Después despertó a su doncella, Rixenda, y le susurró un mensaje para dòmna Agnès: debía decirle que Alaïs se sentía mejor y que pensaba reunirse con las señoras de la casa, después de tercias. Rixenda pareció sorprendida, pero no hizo ningún comentario. Sabía que a Alaïs le disgustaba esa parte de sus deberes y que solía excusar su presencia siempre que podía. Se sentía enjaulada en compañía de las mujeres y la aburría la charla insustancial durante las labores de bordado. Sin embargo, ese día, aquélla sería la prueba perfecta de que tenía pensado regresar al castillo.

Alaïs esperaba que no repararan en su ausencia hasta más tarde. Si tenía suerte, sólo cuando la campana de la capilla tocara a vísperas se percatarían de que no había vuelto y darían la voz de alarma.

«Y para entonces hará mucho tiempo que me habré ido.»

– Rixenda, no te presentes ante dòmna Agnès hasta que haya desayunado -le indicó-. Espera a que los primeros rayos del sol lleguen al muro del oeste de la plaza, ¿de acuerdo? Òc ben? Hasta entonces, a todo el que venga en mi busca, aunque se trate del criado de mi padre, puedes decirle que he salido a cabalgar al campo, del otro lado de Sant Miquel.

Las caballerizas estaban en la esquina nororiental de la plaza de armas, entre la torre de las Casernas y la torre del Mayor. Varios caballos piafaron, levantaron las orejas al oírla acercarse y relincharon suavemente, con la esperanza de que viniera a darles heno. Alaïs se detuvo en la primera cuadra y acarició el ancho testuz de su vieja yegua gris, que tenía el tupé y la crin estriados de pelos blancos.

– Hoy no, vieja amiga -dijo-. No podría pedirte tanto.

Su otra montura estaba en la cuadra vecina. Era una yegua árabe de seis años, Tatou, regalo sorpresa de su padre el día de su boda. Era alazana, del color de las bellotas en invierno, con la cola y la crin blancas y calzada en los cuatro remos. Alta hasta los hombros de Alaïs, tenía la cara achatada de los corceles de su raza, huesos densos, dorso firme y temperamento apacible. Más importante aún, era resistente y muy veloz.

Para alivio de Alaïs, la única persona presente en los establos era Amiel, el hijo del herrero, adormilado sobre el heno en el rincón más alejado de las cuadras. En cuanto la vio, se puso en pie apresuradamente, avergonzado por haber sido sorprendido durmiendo.

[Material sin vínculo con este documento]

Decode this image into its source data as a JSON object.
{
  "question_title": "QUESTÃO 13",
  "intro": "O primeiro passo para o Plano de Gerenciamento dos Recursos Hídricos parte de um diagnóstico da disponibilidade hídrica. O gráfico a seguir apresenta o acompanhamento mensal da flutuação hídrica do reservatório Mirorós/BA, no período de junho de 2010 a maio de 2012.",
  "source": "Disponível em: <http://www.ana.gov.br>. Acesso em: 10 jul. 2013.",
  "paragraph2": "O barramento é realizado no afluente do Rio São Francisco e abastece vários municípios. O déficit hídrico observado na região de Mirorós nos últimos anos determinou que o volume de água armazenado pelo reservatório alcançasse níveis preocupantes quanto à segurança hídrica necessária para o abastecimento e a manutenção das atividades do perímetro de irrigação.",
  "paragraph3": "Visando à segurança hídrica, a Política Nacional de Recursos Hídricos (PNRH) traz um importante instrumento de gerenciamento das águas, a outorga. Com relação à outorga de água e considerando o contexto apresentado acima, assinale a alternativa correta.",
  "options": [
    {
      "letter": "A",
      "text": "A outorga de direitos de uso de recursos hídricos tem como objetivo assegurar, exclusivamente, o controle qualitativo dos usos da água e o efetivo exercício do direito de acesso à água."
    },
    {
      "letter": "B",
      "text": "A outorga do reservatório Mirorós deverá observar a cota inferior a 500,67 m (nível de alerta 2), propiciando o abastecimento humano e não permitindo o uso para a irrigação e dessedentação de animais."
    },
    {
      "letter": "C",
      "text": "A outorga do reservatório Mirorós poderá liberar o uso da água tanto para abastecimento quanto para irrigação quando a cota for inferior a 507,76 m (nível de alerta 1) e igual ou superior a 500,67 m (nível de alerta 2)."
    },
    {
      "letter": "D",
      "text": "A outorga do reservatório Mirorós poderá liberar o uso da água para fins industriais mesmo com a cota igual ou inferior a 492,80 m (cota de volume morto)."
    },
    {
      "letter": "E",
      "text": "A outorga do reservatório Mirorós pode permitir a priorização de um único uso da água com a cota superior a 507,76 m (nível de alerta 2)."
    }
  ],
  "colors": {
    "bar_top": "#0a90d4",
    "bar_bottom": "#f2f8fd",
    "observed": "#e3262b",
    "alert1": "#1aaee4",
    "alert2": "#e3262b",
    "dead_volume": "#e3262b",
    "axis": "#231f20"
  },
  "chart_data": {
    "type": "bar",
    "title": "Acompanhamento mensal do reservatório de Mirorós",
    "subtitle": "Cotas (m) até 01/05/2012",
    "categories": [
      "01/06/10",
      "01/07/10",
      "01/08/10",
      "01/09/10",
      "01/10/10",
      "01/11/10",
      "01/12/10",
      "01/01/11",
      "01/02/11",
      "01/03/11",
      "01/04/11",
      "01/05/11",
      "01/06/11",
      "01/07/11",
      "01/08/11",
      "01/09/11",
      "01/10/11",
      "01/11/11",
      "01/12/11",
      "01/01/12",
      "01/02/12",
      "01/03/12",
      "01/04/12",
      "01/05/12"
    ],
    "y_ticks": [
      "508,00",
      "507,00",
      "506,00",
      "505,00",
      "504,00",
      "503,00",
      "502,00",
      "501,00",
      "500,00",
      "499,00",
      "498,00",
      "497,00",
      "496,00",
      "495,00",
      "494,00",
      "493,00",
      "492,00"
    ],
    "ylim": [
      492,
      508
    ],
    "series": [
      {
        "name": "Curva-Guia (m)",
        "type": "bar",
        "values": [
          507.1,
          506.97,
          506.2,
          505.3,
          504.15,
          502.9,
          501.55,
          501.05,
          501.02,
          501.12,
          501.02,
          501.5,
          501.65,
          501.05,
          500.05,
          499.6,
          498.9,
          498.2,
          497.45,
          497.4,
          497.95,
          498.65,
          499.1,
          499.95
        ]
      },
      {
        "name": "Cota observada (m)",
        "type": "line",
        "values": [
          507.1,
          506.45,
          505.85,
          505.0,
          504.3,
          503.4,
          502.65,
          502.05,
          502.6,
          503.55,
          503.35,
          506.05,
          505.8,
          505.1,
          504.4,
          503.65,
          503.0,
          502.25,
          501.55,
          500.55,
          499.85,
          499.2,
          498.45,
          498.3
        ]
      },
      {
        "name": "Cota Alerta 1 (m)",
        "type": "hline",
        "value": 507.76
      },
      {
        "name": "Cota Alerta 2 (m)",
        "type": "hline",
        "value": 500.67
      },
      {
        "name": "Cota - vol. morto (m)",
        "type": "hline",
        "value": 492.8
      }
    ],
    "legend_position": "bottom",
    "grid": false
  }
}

Alaïs interrumpió sus disculpas.

Amiel examinó los cascos y las herraduras de la yegua, para asegurarse de que el animal estaba en condiciones de salir; le puso una manta y, a instancias de Alaïs, una silla de viaje en lugar de los arreos de caza que pensaba ponerle. Alaïs sentía una opresión en el pecho. El menor sonido procedente de la plaza la hacía sobresaltarse, y se volvía cada vez que oía una voz.

Sólo cuando el mozo hubo terminado, Alaïs sacó la espada de debajo de la capa.

– La hoja está desafilada -dijo.

Sus miradas se encontraron. Sin decir palabra, Amiel cogió la espada y la llevó al yunque en la forja. El fuego estaba encendido, alimentado día y noche por una sucesión de niños que apenas alcanzaban el tamaño suficiente para transportar los pesados y puntiagudos haces de leña de un extremo a otro de la fragua.

Alaïs vio las chispas que salían despedidas de la piedra y observó la tensión en los hombros de Amiel, cada vez que el muchacho dejaba caer el martillo sobre la hoja, para afilarla, aplanarla y reequilibrarla.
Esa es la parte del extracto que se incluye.